Глубоко тронутый Салтыков пожал руку Румянцева и с радостно блестящими глазами сказал:
– Вы и представить себе не можете, какое благодеяние вы оказываете мне этим почетным поручением; быть может, мои незначительные заслуги слишком высоко оценены вами. Но будьте уверены, что во мне вы найдете друга на жизнь и на смерть.
– Моим всегдашним правилом было никогда не нуждаться в дружбе, – возразил Румянцев, – но, тем не менее, я умею ценить ваши достоинства и на этот раз мое правило поколеблено; на этот раз я нуждался в опоре и вы пришли мне на помощь.
Одно мгновение оба генерала, крепко сжав руку друг другу, молча стояли один против другого, и в этом рукопожатии соединились гордое мужество, мужская сила и глубокая преданность – качества, редкие в истории народов, качества, которые едва мог найти происходивший из старинного знатного русского рода великий преобразователь России – Петр Великий, и которые с полным успехом и с пылкой самоотверженностью оказывались к услугам незначительной немецкой принцессы, державшей в своей нежной руке, как казалось, вполне легко, играючи, но вместе с тем твердо и уверенно скипетр неограниченной власти.
Вскоре раскрылись ворота крепости и из нее выехал великий визирь Моссум-оглы в сопровождении своего штаба и трехсот черкесских всадников в чешуйчатых панцирях.
Русская армия была выстроена и приветствовала неприятельского главнокомандующего трубами и барабанным боем.
Румянцев быстро подъехал к нему. Визирь с достоинством ответил ему на поклон и некоторое время оба серьезным, испытующим взглядом смотрели друг на друга. Моссум-оглы, хотя сам отлично владел французским языком, заставил своего адъютанта перевести на турецкий язык слова Румянцева, а также свой сказанный по-турецки ответ; его гордость возмущалась необходимостью говорить на языке неверного народа с победителем, требованиям которого он должен был подчиниться со скрежетом зубовным.
Румянцев представил ему генерала Салтыкова, как уполномоченного для ведения переговоров, сказав, что тот будет сопровождать его в Кучук-Кайнарджи. Моссум-оглы с почтением склонил свою голову пред храбрым противником, который так жестоко угрожал ему в бою и чуть было не взял в плен.
Затем двинулись в путь. Визирь ехал впереди со своей свитой, причем Румянцев проводил его до выхода из русского лагеря. Салтыков, бывший еще не в состоянии долго сидеть на коне, следовал в карете, окруженный двумя эскадронами кирасир, служивших ему почетной стражей. Весь поезд быстро двигался по дороге по направлению к северу.
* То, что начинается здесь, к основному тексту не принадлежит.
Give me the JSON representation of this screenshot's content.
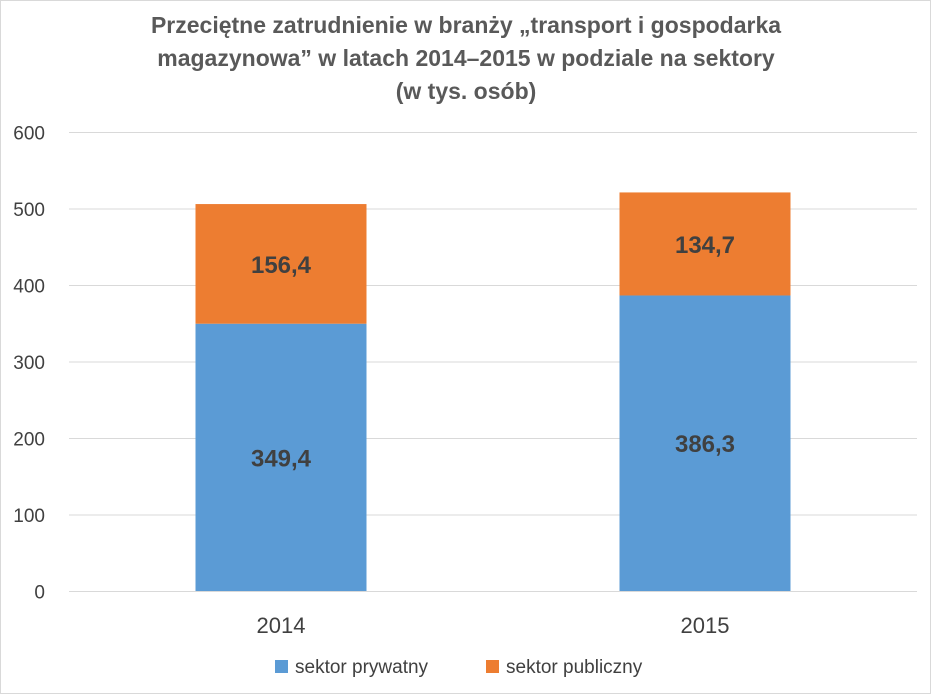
{
  "chart_data": {
    "type": "bar",
    "stacked": true,
    "title_lines": [
      "Przeciętne zatrudnienie w branży „transport i gospodarka",
      "magazynowa” w latach 2014–2015 w podziale na sektory",
      "(w tys. osób)"
    ],
    "categories": [
      "2014",
      "2015"
    ],
    "series": [
      {
        "name": "sektor prywatny",
        "values": [
          349.4,
          386.3
        ],
        "labels": [
          "349,4",
          "386,3"
        ],
        "color": "#5b9bd5"
      },
      {
        "name": "sektor publiczny",
        "values": [
          156.4,
          134.7
        ],
        "labels": [
          "156,4",
          "134,7"
        ],
        "color": "#ed7d31"
      }
    ],
    "xlabel": "",
    "ylabel": "",
    "ylim": [
      0,
      600
    ],
    "yticks": [
      0,
      100,
      200,
      300,
      400,
      500,
      600
    ],
    "grid": true,
    "legend_position": "bottom"
  }
}
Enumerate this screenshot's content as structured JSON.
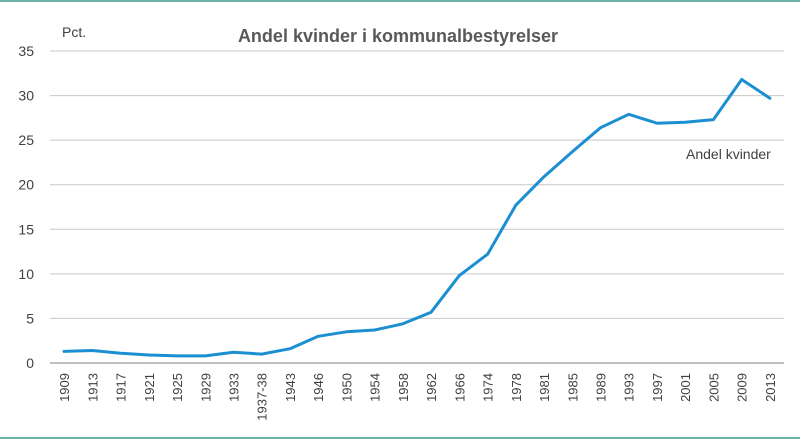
{
  "chart_data": {
    "type": "line",
    "title": "Andel kvinder i kommunalbestyrelser",
    "ylabel": "Pct.",
    "xlabel": "",
    "ylim": [
      0,
      35
    ],
    "yticks": [
      0,
      5,
      10,
      15,
      20,
      25,
      30,
      35
    ],
    "grid": true,
    "categories": [
      "1909",
      "1913",
      "1917",
      "1921",
      "1925",
      "1929",
      "1933",
      "1937-38",
      "1943",
      "1946",
      "1950",
      "1954",
      "1958",
      "1962",
      "1966",
      "1974",
      "1978",
      "1981",
      "1985",
      "1989",
      "1993",
      "1997",
      "2001",
      "2005",
      "2009",
      "2013"
    ],
    "series": [
      {
        "name": "Andel kvinder",
        "color": "#1b8fd2",
        "values": [
          1.3,
          1.4,
          1.1,
          0.9,
          0.8,
          0.8,
          1.2,
          1.0,
          1.6,
          3.0,
          3.5,
          3.7,
          4.4,
          5.7,
          9.8,
          12.2,
          17.7,
          20.9,
          23.7,
          26.4,
          27.9,
          26.9,
          27.0,
          27.3,
          31.8,
          29.7
        ]
      }
    ]
  },
  "frame_color": "#3a9a8a"
}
В Кучук-Кайнарджи со всей спешностью были возведены и возможно удобно и роскошно устроены деревянные строения для временного пребывания визиря, Салтыкова и сопровождавших их лиц. Русские и турецкие солдаты заняли караулы; храбрые воины, померявшиеся силами во многих сражениях, теперь смотрели друг на друга хотя и мрачно, но с вполне доброжелательным уважением.
На следующий день Салтыков, в сопровождении своего адъютанта, явился к визирю с визитом. Моссум-оглы, окруженный своим штабом, принял его со всеми церемониями турецкого этикета; он встретил русского генерала у дверей своего помещения, находившегося посредине деревянного дома, грубые стены и пол которого были покрыты тяжелыми персидскими коврами; подушки, положенные одна на другую, служили сиденьями.
Визирь знаком пригласил Салтыкова сесть возле него, причем офицеры свиты обоих остались стоять полукругом. Затем он ударил в ладоши, прислужник, заведующий кофе, тотчас же принес в маленьких чашках ароматический арабский напиток, который, по турецким обычаям, подается гостю тотчас же после его прибытия; заведующий курением принес длинные, уже маленьким угольком зажженные трубки, а когда аромат табака и кофе наполнил помещение, визирь через своего переводчика, с соблюдением всех церемоний, спросил о здоровье Салтыкова и выразил желание, чтобы его рана совершенно зажила как можно скорей. Салтыков ответил, опять через посредство переводчика, в том же вежливом и любезном тоне, причем не скрыл желания, чтобы было возможно скорей преступлено к переговорам о мире.
Визирь некоторое время глубокомысленно смотрел вниз, а затем с повелительным жестом произнес несколько слов по-турецки; тотчас же офицеры его свиты, скрестив руки на груди, удалились.
Сейчас же и Салтыков велел своим адъютантам удалиться из помещения, идя навстречу желанию визиря, которому хотелось остаться с ним наедине.